Review: Noteability
Publisher: Tiger Games
Year: 1990
Tagline: The name the song game

Noteability cover showing small piano

how we met

I found Noteability only days ago in a thrift shop near Milwaukee. We were running errands and buzzing around wasting time before meeting up with friends. I was attracted to Noteability by not recognizing it, by the cover and then by realizing it comes with a baby grand. I was sold.

I sometimes argue for my purchases. It’s fair; I have too many board games. But this was one of those cases. At one point Bill even placed Noteability on a high shelf to discourage my purchase. But in the end I paid my $1.99 and left with Noteability in my hands.

how it plays

In Noteability, individuals or teams must play songs on the provided mini grand piano for your fellow players. The player to your left can guess the song within two plays. If they are not successful, the other players may also guess. The player that successfully guesses receives four points and the successful musician receives two points. The first player to 50 points wins!

The keys of the baby grand are numbered, so knowing how to read music is not necessary. The song cards use a very simple approach to play: numbers with spaces should be played without pause, while the dashes between numbers should be treated as pauses. One dash is one pause, two dashes is two pauses, and so on. As someone that does not understand music in the least, it works. Really well.

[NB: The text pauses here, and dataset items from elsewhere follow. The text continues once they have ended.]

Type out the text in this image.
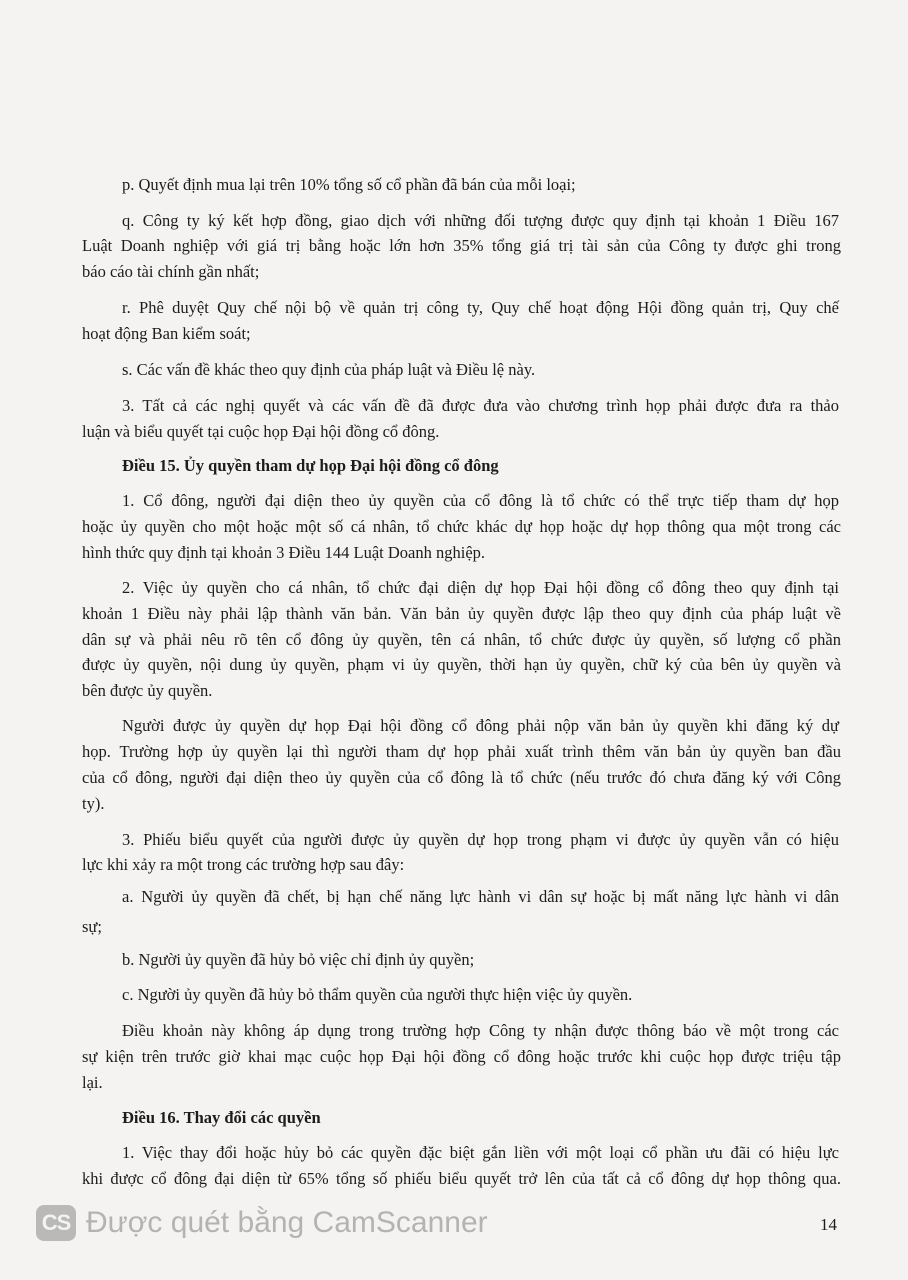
p. Quyết định mua lại trên 10% tổng số cổ phần đã bán của mỗi loại;
q. Công ty ký kết hợp đồng, giao dịch với những đối tượng được quy định tại khoản 1 Điều 167
Luật Doanh nghiệp với giá trị bằng hoặc lớn hơn 35% tổng giá trị tài sản của Công ty được ghi trong
báo cáo tài chính gần nhất;
r. Phê duyệt Quy chế nội bộ về quản trị công ty, Quy chế hoạt động Hội đồng quản trị, Quy chế
hoạt động Ban kiểm soát;
s. Các vấn đề khác theo quy định của pháp luật và Điều lệ này.
3. Tất cả các nghị quyết và các vấn đề đã được đưa vào chương trình họp phải được đưa ra thảo
luận và biểu quyết tại cuộc họp Đại hội đồng cổ đông.
Điều 15. Ủy quyền tham dự họp Đại hội đồng cổ đông
1. Cổ đông, người đại diện theo ủy quyền của cổ đông là tổ chức có thể trực tiếp tham dự họp
hoặc ủy quyền cho một hoặc một số cá nhân, tổ chức khác dự họp hoặc dự họp thông qua một trong các
hình thức quy định tại khoản 3 Điều 144 Luật Doanh nghiệp.
2. Việc ủy quyền cho cá nhân, tổ chức đại diện dự họp Đại hội đồng cổ đông theo quy định tại
khoản 1 Điều này phải lập thành văn bản. Văn bản ủy quyền được lập theo quy định của pháp luật về
dân sự và phải nêu rõ tên cổ đông ủy quyền, tên cá nhân, tổ chức được ủy quyền, số lượng cổ phần
được ủy quyền, nội dung ủy quyền, phạm vi ủy quyền, thời hạn ủy quyền, chữ ký của bên ủy quyền và
bên được ủy quyền.
Người được ủy quyền dự họp Đại hội đồng cổ đông phải nộp văn bản ủy quyền khi đăng ký dự
họp. Trường hợp ủy quyền lại thì người tham dự họp phải xuất trình thêm văn bản ủy quyền ban đầu
của cổ đông, người đại diện theo ủy quyền của cổ đông là tổ chức (nếu trước đó chưa đăng ký với Công
ty).
3. Phiếu biểu quyết của người được ủy quyền dự họp trong phạm vi được ủy quyền vẫn có hiệu
lực khi xảy ra một trong các trường hợp sau đây:
a. Người ủy quyền đã chết, bị hạn chế năng lực hành vi dân sự hoặc bị mất năng lực hành vi dân
sự;
b. Người ủy quyền đã hủy bỏ việc chỉ định ủy quyền;
c. Người ủy quyền đã hủy bỏ thẩm quyền của người thực hiện việc ủy quyền.
Điều khoản này không áp dụng trong trường hợp Công ty nhận được thông báo về một trong các
sự kiện trên trước giờ khai mạc cuộc họp Đại hội đồng cổ đông hoặc trước khi cuộc họp được triệu tập
lại.
Điều 16. Thay đổi các quyền
1. Việc thay đổi hoặc hủy bỏ các quyền đặc biệt gắn liền với một loại cổ phần ưu đãi có hiệu lực
khi được cổ đông đại diện từ 65% tổng số phiếu biểu quyết trở lên của tất cả cổ đông dự họp thông qua.
CS Được quét bằng CamScanner	14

Close up of piano with song card on it

My Way, an easy one!

The song card deck

200 cards, 3 songs per card

We played with enough house rules that I feel more comfortable putting them in the how it plays section than the how it went section. Here is what we did: 1) Based on the sage wisdom of those that came before us, we used the common house rule that if you don’t recognize a song on the card you may draw another and 2) We didn’t start this way but pretty quickly allowed any number of plays and 3) Anyone can guess. I highly recommend these house rules.

how it went

We played Noteability after the town beer fest. We were tired, grumpy, dehydrated, sunburnt and hungry. Some of us sober, some of us not. But we loved it. Well most of us. We loved it.

Scorepad showing our game

Myth: all games that come with a scorepad suck. BUSTED

The common complaint on BGG is that players do not recognize the songs. This was truly the reason I expected to hate the game. I anticipated hymnals and snapshots of another time. But the songs were actually pretty okay. Snapshots of another time, sure, but mostly very classic songs. I am going to go out on a limb and assume some of us rejected song cards due to the difficulty of playing them rather than not actually knowing them.

8 song cards, each card with 3 songs

More song examples picked randomly from the deck

The piano is an old electronic keyboard. It is not very responsive, and the most difficult songs did not have to do with how recognizable they are but whether you can even create a shadow of them using the tools at your disposal. The fast songs proved the most difficult. And the most frustrating since the player was often very familiar with the tune and just couldn’t make the piano respond quickly enough.

It was interesting, too, to see which songs some of us knew but not others. For example, at one point John really thought he nailed it – and he probably did – but he was playing some song called Tiptoe Through the Tulips which I have never heard of in my life.

Hands playing the piano

A snap from our play

Playing the songs is not easy. It can take focus, concentration, even practice. This is all very unforgiving in the original rules where you get only two plays. But playing the songs was actually pretty addictive. After Bill won most of us picked out some more songs and tried to play them.

I wish I had video of our play but alas I do not. But it was pretty much exactly like the commercial so you can reference that if curious.

play or pass

Play. I legitimately thought this game would be a quick pass through my household to warn all of you. Instead I think it may be years before we see how it has fully effected my buying habits. Not all games that look bad are bad! It’s a new world.